O perdão pode ser uma palavra provocante na nossa cultura. Observamos a raiva em filmes, notícias e até nas estradas. A raiva é aceitável para algumas pessoas, mas outras desejam uma nova direção no pensamento e na interação dos vizinhos. O perdão ajuda a nossa saúde, e proporciona um passo sólido na nova direção. O ressentimento pode tornar-se em vingança e guerra.

As crianças são ensinadas a perdoar pelas ações dos seus pais e outros mentores. Robert Enright e a sua esposa trabalham com professores de comunidades Católicas e Protestantes na Irlanda do Norte para conceber e testar um currículo escolar focado no perdão e misericórdia.
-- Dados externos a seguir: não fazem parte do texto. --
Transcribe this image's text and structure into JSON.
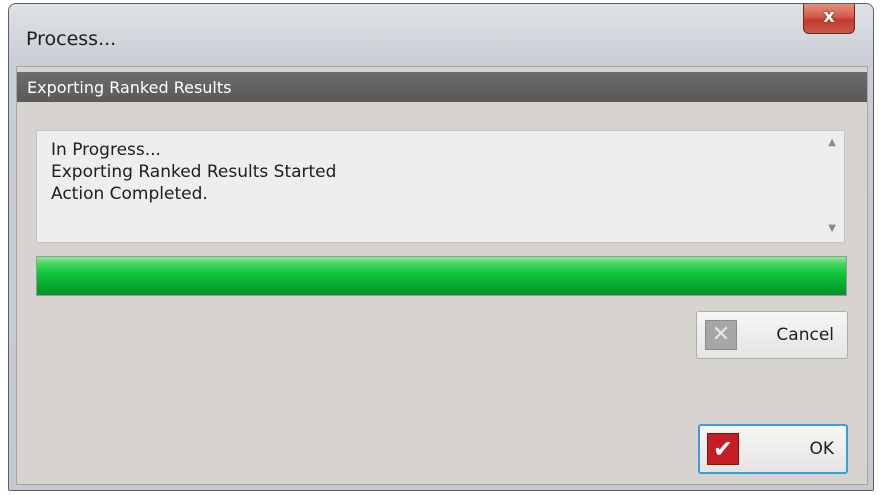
{
  "window": {
    "title": "Process...",
    "close_glyph": "x"
  },
  "header": {
    "title": "Exporting Ranked Results"
  },
  "log": {
    "lines": [
      "In Progress...",
      "Exporting Ranked Results Started",
      "Action Completed."
    ]
  },
  "progress": {
    "value_percent": 100,
    "color": "#0fc43a"
  },
  "buttons": {
    "cancel_label": "Cancel",
    "cancel_icon": "x-icon",
    "ok_label": "OK",
    "ok_icon": "checkmark-icon"
  },
  "colors": {
    "header_band": "#5f5f5f",
    "ok_icon_bg": "#c41e24",
    "close_button": "#c9594a"
  }
}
Muitas vezes rezamos para ter piedade de nós, Senhor . . . Temos piedade do nosso vizinho?

A ativista espiritual Marianne Williamson acrescenta: “Numa altura em que vemos tanto mal, somos chamados a ter a grandeza moral e a audácia espiritual de acreditar no bem, proclamá-lo, ficar convicto, levar as pessoas que realmente fazem o mal e, sim, responsabilizá-los. Mas, no entanto, defender a possibilidade de redenção humana que transforma mesmo os corações mais difíceis.”

Everett Worthington, que ensina perdão a estudantes universitários, descreve como ele e os seus irmãos foram capazes de perdoar o assassinato violento da sua mãe, enquanto o chefe da polícia admite que ela nunca perdoaria. Acredito que as crianças perdoaram o assassino, mas não se reconciliaram com ele, Perdoar sem Reconciliar.  O ressentimento é um fantasma no inconsciente humano que pode gerar uma teia de emoções negativas, como raiva e vingança, e levar à ansiedade e à depressão.  Quando perdoa, faz um grande favor material e espiritual para si mesmo.

O Dr. Viktor Frankl é um exemplo clássico de conversão do ressentimento em realização e humanismo. Era neurologista austríaco, psiquiatra, sobrevivente do Holocausto e fundador da logoroterapia.  Frankl é proeminente na terapia existencial e inspiração para psicólogos humanistas.